The decision is not which tool to buy. The decision is which layer of your business is ready for which tool. Run the readiness scorecard above first. Then pick the layer.
Common mistakes
- Letting a vendor define your AI strategy. Tool vendors will always tell you that you need their product. The readiness assessment happens before any sales conversation, with the founder driving the questions.
- Choosing an AI tool by capability instead of by task. Start with the task you want solved. "Reduce appointment confirmations from 2 hours per day to 15 minutes" is the kind of starting point a tool can be matched to. "We need an AI chatbot" is too abstract for any tool to land against.
- Skipping the people side. Even when a task is a strong AI candidate, the team member who currently does it needs to understand what is changing and why. Introducing tools without bringing people along creates resistance and quiet workarounds that undermine the investment.
- Buying multiple tools at once. Three pilots running in parallel is three failures waiting to happen. Pick one, run it for 60 days, learn what works, then move to the next one.
When to move on
This is the final foundational chapter. If your scores indicate readiness, move forward with a single focused pilot and revisit your scorecard after 60 days. A score that says you are not ready is also useful: it points at the part of the playbook that addresses your weakest area. Return there and work through it with the team.
ARCAS lens
This is the chapter where the People then Systems then AI sequence is named directly. People build the business. Systems make it consistent. AI accelerates what is already working. When founders skip the first two layers and go straight to the third, the result is the AED 15,000 (USD 4,085) of nothing-to-show-for that opens this chapter.

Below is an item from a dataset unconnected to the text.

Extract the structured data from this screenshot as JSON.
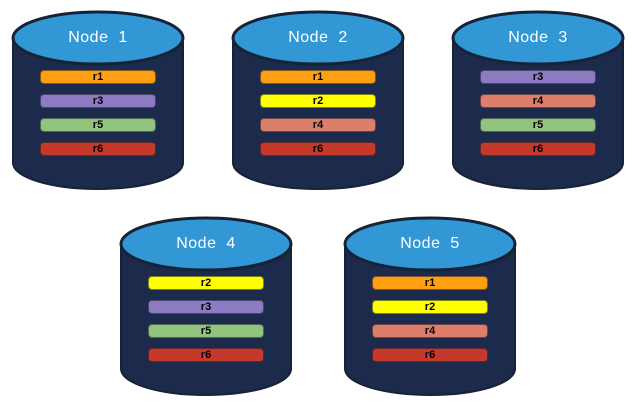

There is a story from IKEA Festival City that captures the sequence. The store ran on a system designed so that even if the power went out tomorrow, the team could still check out customers. The technology made the experience faster, and the people-first design meant the foundation could survive without it. Technology multiplied a working operation. AI works the same way. Apply it to a process that works and it makes the team faster. Apply it to a process that does not work and it makes the chaos faster.
Run the layers in the wrong order and the money spent on the third one moves the business backwards.
Start now: Quick self-assessment
Rate each statement from 1 (never true) to 5 (always true):
| Statement | Your score |
|---|---|
| Our key processes are documented and followed the same way by every team member | |
| Our client and operational data lives in a central system, with no scattered copies across apps | |
| We can produce a report on revenue, billable rate, or project status within 30 minutes | |
| We have identified at least one task that is repetitive, high-volume, and low-risk | |
| The team member most affected by AI adoption has been part of the conversation | |
| We have a clear way to measure whether an AI tool is delivering value 60 days from now |
Score 24 or above: You are ready for a focused pilot. Pick one task and run it for 60 days. Score 15 to 23: There are gaps to close before AI is a sensible spend. Work through the founder exercise. Score below 15: Your biggest wins are in the earlier parts of the playbook. Come back to this chapter in 3 to 6 months.